Capinota is a small town in the Bolivian Department of Cochabamba and capital of the Capinota Province.


Capinota is situated at an altitude of 2.380 m where the rivers Río Arque and Río Rocha meet to become the Río Caine and the Río Grande downstream. It is located 66 kilometers south of the department capital Cochabamba on the northern river bank of Río Arque, at 17°42′54″S 66°15′49″W / 17.71500°S 66.26361°W / -17.71500; -66.26361.


The climate is semi-arid with a yearly rainfall average of 500 mm and a temperature average of 18 °C. The dry season lasts from May to September and has lower temperatures but no frost.
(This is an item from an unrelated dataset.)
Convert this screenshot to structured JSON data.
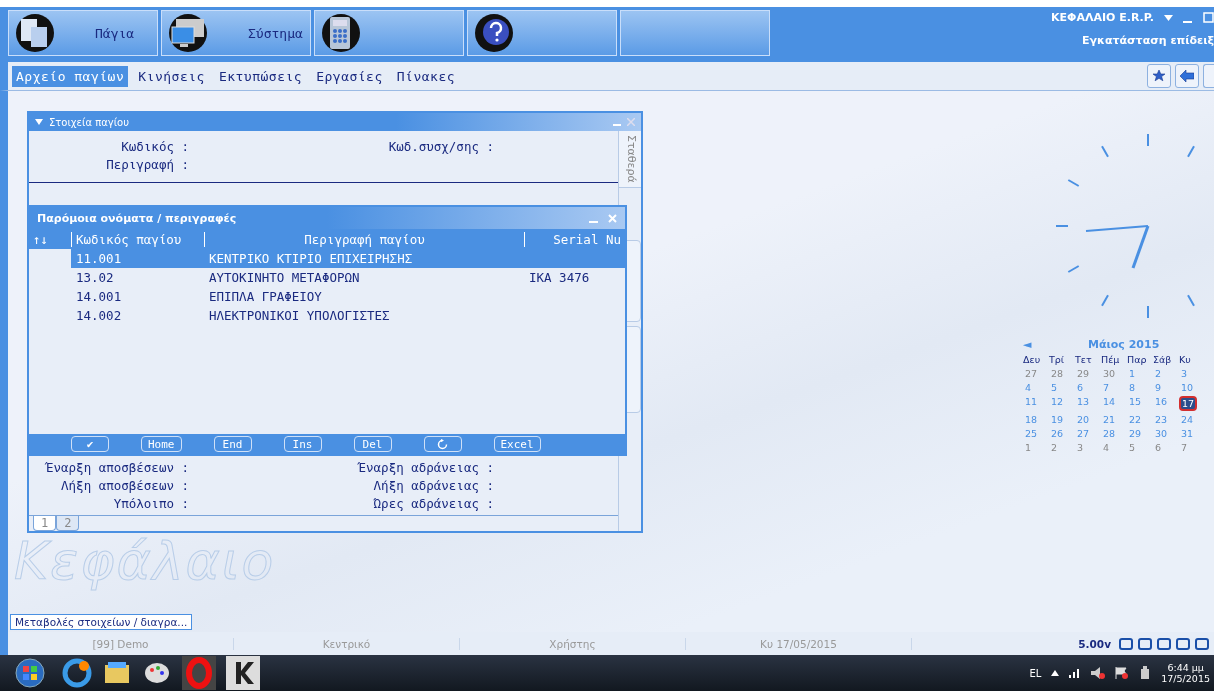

The rainy season lasts from December to February and is warmer.


The population is mainly of Quechua and mestizo of origin. The Capinota province has three sections: Capinota, Santivanes, and Sicaya and according to the 2012 census, the 29.659 population was distributed among Capinota, Santivanes, and Sicaya as 19.392, 6.527 and 3.740 inhabitants, respectively. The Capinota city is the biggest urban town and its population has risen from 3,955 (census 1992) to 4,801 (census 2001) and to 5.264 (census 2012). The second urban city is Irpa Irpa, having 3.868 inhabitants (census 2012).

Industry and Trade[edit]

Four kilometers from the city, in the community Irpa-Irpa is where Coboce Mill a cement production industry is located. This is the only major industrial activity in Capinota. Recently, Coboce concluded its expansion with a brand new mill. The Coboce company brought economic importance in trade and transportation to the province. The transportation of Coboce products is dominated by the local citizens. Moreover, the company is committed to support the sustainable development of the adjacent cities (Irpa Irpa and Capinota mainly) contributing with the infrastructure.
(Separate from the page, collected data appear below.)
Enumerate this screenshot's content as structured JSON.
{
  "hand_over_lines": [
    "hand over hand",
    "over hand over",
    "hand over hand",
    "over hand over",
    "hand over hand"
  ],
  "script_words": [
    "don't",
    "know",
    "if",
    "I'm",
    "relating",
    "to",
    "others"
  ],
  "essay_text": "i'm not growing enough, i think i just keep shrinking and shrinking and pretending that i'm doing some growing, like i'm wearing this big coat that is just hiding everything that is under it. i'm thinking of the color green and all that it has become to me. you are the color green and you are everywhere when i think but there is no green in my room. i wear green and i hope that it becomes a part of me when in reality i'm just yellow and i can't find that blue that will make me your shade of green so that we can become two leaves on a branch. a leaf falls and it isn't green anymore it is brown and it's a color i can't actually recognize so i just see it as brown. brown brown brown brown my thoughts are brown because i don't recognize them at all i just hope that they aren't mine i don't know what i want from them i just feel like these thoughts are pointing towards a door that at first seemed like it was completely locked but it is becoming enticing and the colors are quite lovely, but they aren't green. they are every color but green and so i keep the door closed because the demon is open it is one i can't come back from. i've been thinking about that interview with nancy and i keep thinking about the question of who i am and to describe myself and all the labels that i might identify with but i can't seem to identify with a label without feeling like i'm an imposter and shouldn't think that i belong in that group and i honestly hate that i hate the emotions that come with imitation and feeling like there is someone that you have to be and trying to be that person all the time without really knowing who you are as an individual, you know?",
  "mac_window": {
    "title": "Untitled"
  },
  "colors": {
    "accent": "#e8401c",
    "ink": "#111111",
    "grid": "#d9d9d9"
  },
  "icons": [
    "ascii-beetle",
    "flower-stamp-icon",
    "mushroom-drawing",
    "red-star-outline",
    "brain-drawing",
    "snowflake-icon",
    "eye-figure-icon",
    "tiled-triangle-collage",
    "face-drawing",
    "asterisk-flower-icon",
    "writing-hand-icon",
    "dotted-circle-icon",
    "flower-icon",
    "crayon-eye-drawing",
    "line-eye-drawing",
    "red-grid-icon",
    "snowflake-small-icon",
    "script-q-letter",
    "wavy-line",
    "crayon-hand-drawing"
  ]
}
Because of the absence of frost, conditions for agriculture are favourable all year round. Crops which are mainly cultivated are potatoes, carrots, beets, onions, corn and alfalfa. There are also horticultural activities, such as vineyards and fruit trees, like peaches and apples.
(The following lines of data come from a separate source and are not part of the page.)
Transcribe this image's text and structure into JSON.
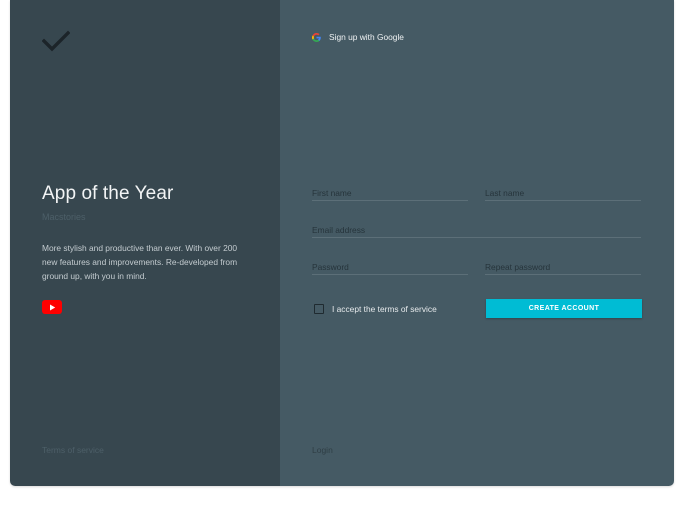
{
  "left_panel": {
    "logo_icon": "checkmark-icon",
    "title": "App of the Year",
    "subtitle": "Macstories",
    "description": "More stylish and productive than ever. With over 200 new features and improvements. Re-developed from ground up, with you in mind.",
    "video_icon": "youtube-icon",
    "terms_link": "Terms of service"
  },
  "right_panel": {
    "google_icon": "google-icon",
    "google_label": "Sign up with Google",
    "form": {
      "first_name": {
        "placeholder": "First name",
        "value": ""
      },
      "last_name": {
        "placeholder": "Last name",
        "value": ""
      },
      "email": {
        "placeholder": "Email address",
        "value": ""
      },
      "password": {
        "placeholder": "Password",
        "value": ""
      },
      "repeat_password": {
        "placeholder": "Repeat password",
        "value": ""
      },
      "accept_label": "I accept the terms of service",
      "accept_checked": false,
      "submit_label": "CREATE ACCOUNT"
    },
    "login_link": "Login"
  },
  "colors": {
    "left_bg": "#37474f",
    "right_bg": "#455a64",
    "accent": "#00bcd4",
    "youtube_red": "#ff0000"
  }
}
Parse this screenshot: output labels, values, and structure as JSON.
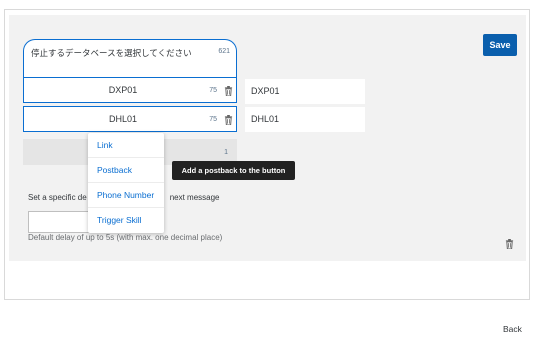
{
  "toolbar": {
    "save_label": "Save"
  },
  "question": {
    "text": "停止するデータベースを選択してください",
    "char_count": "621"
  },
  "buttons": [
    {
      "label": "DXP01",
      "char_count": "75",
      "value": "DXP01"
    },
    {
      "label": "DHL01",
      "char_count": "75",
      "value": "DHL01"
    }
  ],
  "new_button": {
    "char_count": "1"
  },
  "context_menu": {
    "items": [
      "Link",
      "Postback",
      "Phone Number",
      "Trigger Skill"
    ]
  },
  "tooltip": {
    "text": "Add a postback to the button"
  },
  "delay": {
    "label_start": "Set a specific de",
    "label_end": "next message",
    "hint": "Default delay of up to 5s (with max. one decimal place)"
  },
  "footer": {
    "back_label": "Back"
  },
  "icons": [
    "trash-icon"
  ],
  "colors": {
    "accent": "#0a6ed1",
    "save_button": "#0a5fad"
  }
}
The average field size is only 0.35 ha, ranging from 600 to 6000 m². Land is owned privately as well as rented on a sharecropping basis. The land is prepared and ploughed manually and with oxen, tractors are rarely used.


Farmers in Capinota, as in some other valleys of the Cochabamba Department, practise the technique of lameo (or: may'kas), an indigenous method of soil conservation, to enrich and conserve their soils. They make use of the minerals and organic sediments of Río Arque which are freed by rains in the upper part of the river basin. These materials are trapped by altering the course of the river in the Capinota basin to flood some of the fields along the river bed.

To alter the course of the river, bocatomas are made, man-made openings or inlets, which have to be rebuilt after each flooding by the river, which is done every 1–3 years. These bocatomas are 30 cm high and capture an average layer of sediment of 10 cm in every field. Building these 'dykes' around the fieds is mainly done in December at the beginning of the rainy season. Between the outer dykes and inside the fields, small canals 35 cm deep and 80 cm wide are built to distribute the water equally. At the lower end of the field furrows drain the excess water, so that the land inside the outer dykes is covered by 12 to 15 cm of water.

Lameo irrigation and sedimentation at Capinota cover 228 ha and more than 200 farmers participate in it. It enables the farmers to practise an intensive and market oriented agriculture where mainly potatoes and Dutch tomatoes are grown. In fields located further away from the river, the soil is enriched by mixing the river sediments with the existing soil, adding chicken manure.

From studies of geomorphology and sedimentation in the Valle Alto region it can be estimated that the technique of lameo goes back as far as 1500 BCE.